When Pooja Makhijani first visited the Jacobs School, she didn’t know if she wanted to be an engineer. “I went on lab tours during my visit and was amazed that professors were willing to mentor me that fall,” she recalled. Makhijani signed up for bioengineering. A Jacobs Scholar, she took an unpaid research position her first year and worked on an independent project, which became the seed for her senior thesis. She served as Triton Engineering Student Council (TESC) president in her junior and senior years. She created a peer mentorship program and spearheaded the creation of a scholarship fund to help students attend conferences and present their work. She plans to attend medical school at Stanford.
When he graduated in June, Zach Johnson joined four other Jacobs School computer science alumni on the Glass team in Google[x], Google’s moonshot group. Johnson is better known to his classmates and the teachers here as zachoverflow, his Twitter handle and Internet pseudonym. Johnson interned at Microsoft and Facebook before landing an internship on the Glass team last summer. “I had a few assigned projects but I got them done early and decided to squash other people’s bugs—it’s a good way to make friends,” he said. When he’s not programming or thinking about philosophy, Johnson enjoys playing the hammered dulcimer, a string instrument generally found in folk music pieces.
In the past four years at the Jacobs School, Celine Liong has done research in four different labs, including work on drug delivery and solar cells. She also was the president of the UC San Diego chapter of the Society of Women Engineers. She plays badminton and likes to cook. Liong, who is the first in her family to go to college, said she was drawn to nanoengineering because of the field’s potential. “You can do so much,” she said. This fall, Liong will explore more of this potential at Stanford, where she will work toward a Ph.D. in translational medicine.
Sam Avery was standing on the ceiling. But to him, it seemed like everyone else was upside down. “You think the ceiling is the floor,” he said. “Your mind completely agrees it’s the floor. It’s one of the craziest things I’ve ever experienced.” Avery was on his second flight on a special NASA plane with UC San Diego’s zero-gravity team. They were investigating how biofuels burn in space, at the suggestion of mechanical engineering professor Forman Williams.
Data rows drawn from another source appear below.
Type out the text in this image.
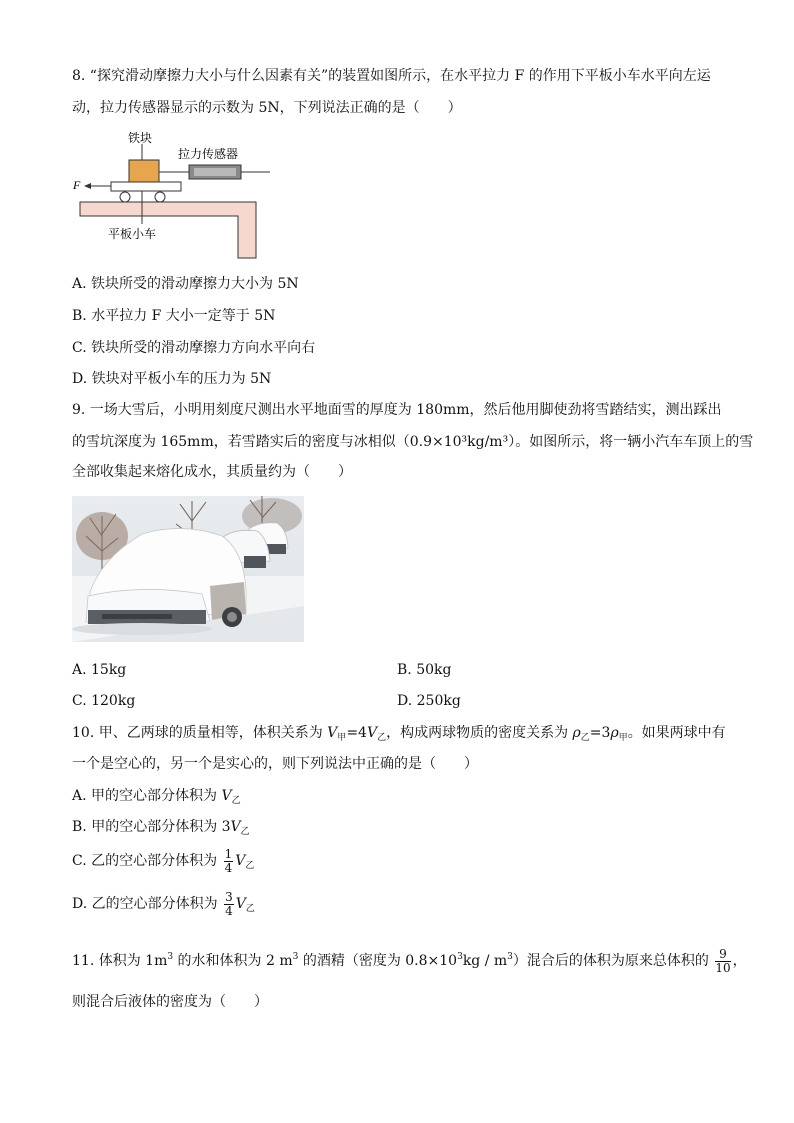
8. “探究滑动摩擦力大小与什么因素有关”的装置如图所示，在水平拉力 F 的作用下平板小车水平向左运
动，拉力传感器显示的示数为 5N，下列说法正确的是（　　）
铁块
拉力传感器
F
平板小车
A. 铁块所受的滑动摩擦力大小为 5N
B. 水平拉力 F 大小一定等于 5N
C. 铁块所受的滑动摩擦力方向水平向右
D. 铁块对平板小车的压力为 5N
9. 一场大雪后，小明用刻度尺测出水平地面雪的厚度为 180mm，然后他用脚使劲将雪踏结实，测出踩出
的雪坑深度为 165mm，若雪踏实后的密度与冰相似（0.9×10³kg/m³）。如图所示，将一辆小汽车车顶上的雪
全部收集起来熔化成水，其质量约为（　　）
A. 15kg	B. 50kg
C. 120kg	D. 250kg
10. 甲、乙两球的质量相等，体积关系为 $V_甲=4V_乙$，构成两球物质的密度关系为 $\rho_乙=3\rho_甲$。如果两球中有
一个是空心的，另一个是实心的，则下列说法中正确的是（　　）
A. 甲的空心部分体积为 $V_乙$
B. 甲的空心部分体积为 $3V_乙$
C. 乙的空心部分体积为 $\frac{1}{4} V_乙$
D. 乙的空心部分体积为 $\frac{3}{4} V_乙$
11. 体积为 $1m^3$ 的水和体积为 2 $m^3$ 的酒精（密度为 $0.8\times 10^3kg / m^3$）混合后的体积为原来总体积的 $\frac{9}{10}$ ，
则混合后液体的密度为（　　）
It was Avery’s second stint on the team, this time as captain. Avery is headed for graduate school at Stanford. He’d like to start his own company some day.
Under Victor Lee’s leadership, the UC San Diego chapter of IEEE (the Institute of Electrical and Electronics Engineers) grew from about 400 members to 630, becoming the second largest in the nation. Lee said he’s just giving back. “I’m pretty sure I owe my success to IEEE,” he said. He is graduating with a bachelor’s in electrical engineering this year, but he’s not quite done with UC San Diego. Next year, he will be a master’s student here. “This is what I like,” he said. “This is what I’m good at.” In his spare time, Lee is transforming his parents’ home into a smart house. His latest project is an automatic watering system for his mother’s plants.